Ultrathin Cu(In,Ga)Se₂ Solar Cells with a Passivated Back Interface: A Comparative Study between Mo and In₂O₃:Sn Back Contacts

Point-contact passivation layers have been proven beneficial in most solar cells (SCs). However, the latest theoretical simulations suggested that a high back-contact recombination velocity Sb can also be beneficial in ultrathin CIGSe (Cu(In,Ga)Se2) SCs if they have a relatively high back potential barrier height Eh. SCAPS simulations predicted that a high Sb will deteriorate the SC efficiency Eff when Eh is in the range of 0–0.17 eV (Ohmic contact). Yet, when Eh is greater than 0.17 eV (Schottky contact), a high Sb can also diminish the current limitation arising from the back Schottky diode since it has a reverse direction to the main p–n junction. Therefore, a high Sb can support the carriers in passing the Schottky barrier via recombination, thus enhancing the cell performance. This work aims to verify the simulation prediction in practical experiments. To achieve different Sb values, we fabricate SiO2 passivation layers with point contacts of various dimensions by nanosphere lithography. The passivation effects are studied comparatively on Mo and ITO (In2O3:Sn) back contacts. The emphasis is on Eh, which is marginal for Mo but acts Schottky-like on ITO. We show that for Mo-based solar cells, the Eh is trivial; hence, a high Sb (without SiO2 passivation) deteriorates the efficiency.
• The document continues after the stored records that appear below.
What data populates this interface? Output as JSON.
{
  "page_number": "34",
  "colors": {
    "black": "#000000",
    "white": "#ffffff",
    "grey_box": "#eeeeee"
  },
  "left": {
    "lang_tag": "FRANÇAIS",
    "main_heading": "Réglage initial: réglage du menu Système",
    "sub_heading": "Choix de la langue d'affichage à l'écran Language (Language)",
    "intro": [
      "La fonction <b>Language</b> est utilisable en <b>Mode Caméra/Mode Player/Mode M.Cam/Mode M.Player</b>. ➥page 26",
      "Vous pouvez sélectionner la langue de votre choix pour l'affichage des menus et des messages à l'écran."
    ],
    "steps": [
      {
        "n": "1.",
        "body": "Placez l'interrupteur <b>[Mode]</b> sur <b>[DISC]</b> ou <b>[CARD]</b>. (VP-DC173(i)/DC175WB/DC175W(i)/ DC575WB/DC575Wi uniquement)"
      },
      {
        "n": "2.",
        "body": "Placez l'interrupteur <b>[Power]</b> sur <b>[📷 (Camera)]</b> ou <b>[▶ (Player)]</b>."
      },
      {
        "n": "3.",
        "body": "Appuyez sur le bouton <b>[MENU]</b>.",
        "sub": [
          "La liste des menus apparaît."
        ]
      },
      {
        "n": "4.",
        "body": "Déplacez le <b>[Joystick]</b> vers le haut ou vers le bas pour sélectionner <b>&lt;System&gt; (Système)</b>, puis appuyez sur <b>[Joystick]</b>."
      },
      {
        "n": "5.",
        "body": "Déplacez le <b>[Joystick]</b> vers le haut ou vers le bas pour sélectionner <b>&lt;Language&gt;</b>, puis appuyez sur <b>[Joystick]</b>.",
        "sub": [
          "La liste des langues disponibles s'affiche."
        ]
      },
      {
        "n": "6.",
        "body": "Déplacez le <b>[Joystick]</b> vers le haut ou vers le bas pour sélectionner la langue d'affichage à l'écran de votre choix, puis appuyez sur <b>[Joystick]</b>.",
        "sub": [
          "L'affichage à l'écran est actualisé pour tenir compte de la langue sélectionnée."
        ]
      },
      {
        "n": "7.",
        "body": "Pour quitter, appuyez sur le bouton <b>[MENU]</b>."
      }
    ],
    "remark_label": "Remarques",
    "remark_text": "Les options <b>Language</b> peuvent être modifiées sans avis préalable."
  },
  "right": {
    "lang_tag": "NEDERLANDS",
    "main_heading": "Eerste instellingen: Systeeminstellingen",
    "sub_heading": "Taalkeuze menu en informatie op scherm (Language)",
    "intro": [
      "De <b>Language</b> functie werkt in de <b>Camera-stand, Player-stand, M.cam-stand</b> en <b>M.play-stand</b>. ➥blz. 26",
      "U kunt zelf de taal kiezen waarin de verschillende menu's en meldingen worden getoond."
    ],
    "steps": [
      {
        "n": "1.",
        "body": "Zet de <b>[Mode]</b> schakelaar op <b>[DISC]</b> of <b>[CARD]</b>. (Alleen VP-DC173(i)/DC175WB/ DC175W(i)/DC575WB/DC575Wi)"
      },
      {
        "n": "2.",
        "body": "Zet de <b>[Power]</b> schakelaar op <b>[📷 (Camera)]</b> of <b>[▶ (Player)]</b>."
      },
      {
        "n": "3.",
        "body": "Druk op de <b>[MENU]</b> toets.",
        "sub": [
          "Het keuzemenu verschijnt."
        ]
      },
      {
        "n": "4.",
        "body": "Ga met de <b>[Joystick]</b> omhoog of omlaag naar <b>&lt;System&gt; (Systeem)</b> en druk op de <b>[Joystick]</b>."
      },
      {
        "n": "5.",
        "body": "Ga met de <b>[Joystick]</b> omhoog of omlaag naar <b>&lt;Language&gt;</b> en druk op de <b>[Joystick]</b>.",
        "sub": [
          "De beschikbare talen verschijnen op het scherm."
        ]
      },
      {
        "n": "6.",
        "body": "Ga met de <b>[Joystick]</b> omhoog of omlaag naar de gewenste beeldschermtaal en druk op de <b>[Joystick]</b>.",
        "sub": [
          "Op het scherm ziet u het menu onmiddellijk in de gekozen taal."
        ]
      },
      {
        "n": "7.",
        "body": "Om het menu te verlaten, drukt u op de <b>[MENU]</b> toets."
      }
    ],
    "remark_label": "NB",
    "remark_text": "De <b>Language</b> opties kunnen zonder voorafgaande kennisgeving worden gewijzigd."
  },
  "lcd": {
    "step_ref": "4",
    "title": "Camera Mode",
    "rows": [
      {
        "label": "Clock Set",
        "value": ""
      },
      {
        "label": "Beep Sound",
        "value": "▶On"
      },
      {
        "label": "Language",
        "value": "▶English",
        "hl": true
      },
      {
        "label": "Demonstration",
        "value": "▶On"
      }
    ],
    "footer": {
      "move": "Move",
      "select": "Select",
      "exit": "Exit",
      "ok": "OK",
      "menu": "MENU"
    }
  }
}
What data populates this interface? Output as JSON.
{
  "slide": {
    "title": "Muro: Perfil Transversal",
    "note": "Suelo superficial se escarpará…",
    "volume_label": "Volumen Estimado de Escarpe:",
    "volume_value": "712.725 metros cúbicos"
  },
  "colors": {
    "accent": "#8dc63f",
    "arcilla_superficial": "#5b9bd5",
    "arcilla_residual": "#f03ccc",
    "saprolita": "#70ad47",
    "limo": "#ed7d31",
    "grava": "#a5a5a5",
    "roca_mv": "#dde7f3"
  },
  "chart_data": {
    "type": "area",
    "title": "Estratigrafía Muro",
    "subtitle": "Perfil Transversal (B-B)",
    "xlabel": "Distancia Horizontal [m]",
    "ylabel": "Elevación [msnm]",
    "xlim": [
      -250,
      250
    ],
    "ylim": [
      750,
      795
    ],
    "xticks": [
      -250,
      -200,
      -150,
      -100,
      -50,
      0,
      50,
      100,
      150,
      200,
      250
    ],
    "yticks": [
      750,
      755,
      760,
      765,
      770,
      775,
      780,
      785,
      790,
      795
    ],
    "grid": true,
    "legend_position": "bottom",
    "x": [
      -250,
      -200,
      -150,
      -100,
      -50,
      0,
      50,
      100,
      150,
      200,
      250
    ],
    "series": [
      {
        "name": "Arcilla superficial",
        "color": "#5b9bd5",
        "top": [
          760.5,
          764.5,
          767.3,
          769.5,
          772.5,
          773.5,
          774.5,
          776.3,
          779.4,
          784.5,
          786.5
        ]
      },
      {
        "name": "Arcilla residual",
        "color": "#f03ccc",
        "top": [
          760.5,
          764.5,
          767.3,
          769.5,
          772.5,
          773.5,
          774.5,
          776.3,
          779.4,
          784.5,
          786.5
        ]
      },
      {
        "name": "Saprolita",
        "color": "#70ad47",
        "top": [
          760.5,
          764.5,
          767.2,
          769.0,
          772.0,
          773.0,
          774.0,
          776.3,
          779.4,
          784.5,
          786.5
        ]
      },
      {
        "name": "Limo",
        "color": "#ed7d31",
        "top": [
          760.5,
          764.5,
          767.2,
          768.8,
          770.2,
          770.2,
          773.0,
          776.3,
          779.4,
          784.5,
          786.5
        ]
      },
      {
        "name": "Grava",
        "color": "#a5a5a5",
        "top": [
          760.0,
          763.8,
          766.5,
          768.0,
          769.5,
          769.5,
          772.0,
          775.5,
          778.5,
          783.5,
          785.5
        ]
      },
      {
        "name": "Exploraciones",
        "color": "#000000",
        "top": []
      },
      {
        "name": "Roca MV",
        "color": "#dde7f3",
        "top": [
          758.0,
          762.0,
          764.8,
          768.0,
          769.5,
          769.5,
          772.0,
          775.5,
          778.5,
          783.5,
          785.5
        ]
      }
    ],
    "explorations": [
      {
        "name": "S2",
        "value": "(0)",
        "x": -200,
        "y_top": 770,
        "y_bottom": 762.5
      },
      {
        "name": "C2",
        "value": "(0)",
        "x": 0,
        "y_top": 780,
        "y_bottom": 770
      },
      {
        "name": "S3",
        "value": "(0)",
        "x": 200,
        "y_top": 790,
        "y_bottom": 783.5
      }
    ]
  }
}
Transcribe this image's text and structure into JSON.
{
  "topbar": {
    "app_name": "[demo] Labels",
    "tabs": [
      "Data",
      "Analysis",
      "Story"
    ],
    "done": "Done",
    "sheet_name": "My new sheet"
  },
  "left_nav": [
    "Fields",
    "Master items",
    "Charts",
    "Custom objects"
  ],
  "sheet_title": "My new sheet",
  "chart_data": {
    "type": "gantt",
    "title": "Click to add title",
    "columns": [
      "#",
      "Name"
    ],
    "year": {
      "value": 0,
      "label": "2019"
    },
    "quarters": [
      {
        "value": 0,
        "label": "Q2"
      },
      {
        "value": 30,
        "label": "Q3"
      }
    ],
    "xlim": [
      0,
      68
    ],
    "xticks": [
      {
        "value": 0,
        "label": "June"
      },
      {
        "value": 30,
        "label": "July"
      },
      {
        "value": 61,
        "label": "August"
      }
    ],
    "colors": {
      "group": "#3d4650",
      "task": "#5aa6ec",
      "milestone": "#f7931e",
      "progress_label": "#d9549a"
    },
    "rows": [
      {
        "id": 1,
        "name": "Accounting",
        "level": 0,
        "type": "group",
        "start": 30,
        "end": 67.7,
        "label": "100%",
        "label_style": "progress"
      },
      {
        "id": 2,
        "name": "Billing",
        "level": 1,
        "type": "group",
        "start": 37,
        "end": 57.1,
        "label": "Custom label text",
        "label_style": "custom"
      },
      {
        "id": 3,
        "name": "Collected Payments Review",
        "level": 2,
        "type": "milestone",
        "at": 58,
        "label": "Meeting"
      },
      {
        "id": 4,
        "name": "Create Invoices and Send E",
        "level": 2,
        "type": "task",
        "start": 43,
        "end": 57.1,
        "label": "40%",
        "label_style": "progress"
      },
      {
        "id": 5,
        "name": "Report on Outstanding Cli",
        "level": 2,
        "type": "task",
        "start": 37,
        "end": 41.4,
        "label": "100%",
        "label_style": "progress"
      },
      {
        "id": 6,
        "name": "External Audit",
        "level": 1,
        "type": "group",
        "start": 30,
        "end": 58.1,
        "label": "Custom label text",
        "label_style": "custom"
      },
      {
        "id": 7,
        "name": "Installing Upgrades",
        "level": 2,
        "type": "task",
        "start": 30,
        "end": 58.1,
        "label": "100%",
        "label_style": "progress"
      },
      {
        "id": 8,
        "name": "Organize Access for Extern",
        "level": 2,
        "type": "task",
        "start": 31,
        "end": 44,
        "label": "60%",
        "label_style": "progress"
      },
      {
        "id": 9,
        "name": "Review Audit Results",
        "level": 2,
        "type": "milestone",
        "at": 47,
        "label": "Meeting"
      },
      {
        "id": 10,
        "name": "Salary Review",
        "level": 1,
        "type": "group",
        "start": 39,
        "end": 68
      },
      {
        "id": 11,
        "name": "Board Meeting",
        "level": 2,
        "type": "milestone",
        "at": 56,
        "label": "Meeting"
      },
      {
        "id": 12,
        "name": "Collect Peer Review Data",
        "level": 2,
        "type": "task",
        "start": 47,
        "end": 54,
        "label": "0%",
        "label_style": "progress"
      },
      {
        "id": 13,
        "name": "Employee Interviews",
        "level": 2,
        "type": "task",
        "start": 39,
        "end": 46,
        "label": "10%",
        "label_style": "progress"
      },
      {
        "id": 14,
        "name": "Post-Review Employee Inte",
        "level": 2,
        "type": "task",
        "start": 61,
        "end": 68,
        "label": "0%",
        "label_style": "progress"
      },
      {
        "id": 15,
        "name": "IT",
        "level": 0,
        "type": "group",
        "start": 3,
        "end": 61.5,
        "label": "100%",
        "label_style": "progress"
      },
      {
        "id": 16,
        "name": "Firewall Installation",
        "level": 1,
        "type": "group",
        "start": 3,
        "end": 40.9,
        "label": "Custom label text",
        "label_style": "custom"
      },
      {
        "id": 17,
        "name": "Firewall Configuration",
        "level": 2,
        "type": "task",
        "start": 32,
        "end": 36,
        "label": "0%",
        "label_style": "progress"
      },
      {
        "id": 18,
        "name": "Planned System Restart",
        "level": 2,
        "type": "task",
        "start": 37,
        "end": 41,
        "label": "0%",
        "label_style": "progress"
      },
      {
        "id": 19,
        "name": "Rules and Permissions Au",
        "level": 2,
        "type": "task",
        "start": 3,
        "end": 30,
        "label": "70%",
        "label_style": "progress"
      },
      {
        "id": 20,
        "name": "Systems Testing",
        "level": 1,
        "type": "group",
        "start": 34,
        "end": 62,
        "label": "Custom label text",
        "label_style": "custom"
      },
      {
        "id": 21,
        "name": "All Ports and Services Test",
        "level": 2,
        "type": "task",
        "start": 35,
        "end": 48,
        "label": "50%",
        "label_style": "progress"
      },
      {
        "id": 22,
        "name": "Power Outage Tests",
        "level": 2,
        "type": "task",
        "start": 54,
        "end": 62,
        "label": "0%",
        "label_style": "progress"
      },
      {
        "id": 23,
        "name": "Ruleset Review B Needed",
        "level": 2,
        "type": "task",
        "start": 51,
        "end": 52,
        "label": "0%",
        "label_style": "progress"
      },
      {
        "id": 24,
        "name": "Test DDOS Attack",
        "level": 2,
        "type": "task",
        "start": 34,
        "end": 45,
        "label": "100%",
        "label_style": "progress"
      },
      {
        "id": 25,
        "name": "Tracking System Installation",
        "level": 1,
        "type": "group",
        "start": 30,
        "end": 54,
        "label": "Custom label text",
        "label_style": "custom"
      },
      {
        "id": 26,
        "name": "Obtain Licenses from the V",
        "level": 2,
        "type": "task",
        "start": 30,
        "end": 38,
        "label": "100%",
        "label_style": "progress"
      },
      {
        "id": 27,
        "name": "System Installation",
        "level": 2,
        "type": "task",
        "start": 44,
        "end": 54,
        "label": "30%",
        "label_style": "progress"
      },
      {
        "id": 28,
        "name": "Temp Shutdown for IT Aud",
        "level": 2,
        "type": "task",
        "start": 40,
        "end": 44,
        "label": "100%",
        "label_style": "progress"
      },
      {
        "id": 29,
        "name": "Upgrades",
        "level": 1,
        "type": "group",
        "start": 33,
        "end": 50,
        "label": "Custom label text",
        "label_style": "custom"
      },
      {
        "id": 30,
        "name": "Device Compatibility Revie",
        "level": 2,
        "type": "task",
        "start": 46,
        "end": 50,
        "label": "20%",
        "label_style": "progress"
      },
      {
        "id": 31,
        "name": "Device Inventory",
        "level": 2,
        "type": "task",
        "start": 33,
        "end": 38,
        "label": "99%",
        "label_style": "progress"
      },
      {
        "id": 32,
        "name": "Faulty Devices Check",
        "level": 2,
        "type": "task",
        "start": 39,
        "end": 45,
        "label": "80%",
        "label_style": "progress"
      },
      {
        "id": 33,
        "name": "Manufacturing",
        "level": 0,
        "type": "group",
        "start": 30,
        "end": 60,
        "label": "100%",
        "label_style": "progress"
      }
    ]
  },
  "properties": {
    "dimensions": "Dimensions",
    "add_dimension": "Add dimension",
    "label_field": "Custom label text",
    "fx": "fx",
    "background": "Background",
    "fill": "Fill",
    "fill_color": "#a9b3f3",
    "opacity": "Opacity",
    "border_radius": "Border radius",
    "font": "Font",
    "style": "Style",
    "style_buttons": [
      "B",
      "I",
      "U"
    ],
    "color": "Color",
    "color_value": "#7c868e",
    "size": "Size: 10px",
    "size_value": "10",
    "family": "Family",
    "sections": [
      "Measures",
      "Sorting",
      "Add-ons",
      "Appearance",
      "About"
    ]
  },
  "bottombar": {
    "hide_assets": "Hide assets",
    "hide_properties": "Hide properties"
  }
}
In contrast, on ITO, the reference sample without SiO2 shows less current limitation than the passivated ones, implying that a high Sb improves the efficiency. Comparing the differences of SiO2 on Mo and ITO back contacts in experiments, with the contrasting behavior of Sb on Ohmic and Schottky contacts in simulation, we conclude that Eh decides about the role of Sb in ultrathin CIGSe SCs. These findings deepen the understanding of the Schottky back contact and pave the way for future optimization of bifacial semitransparent ultrathin CIGSe SCs.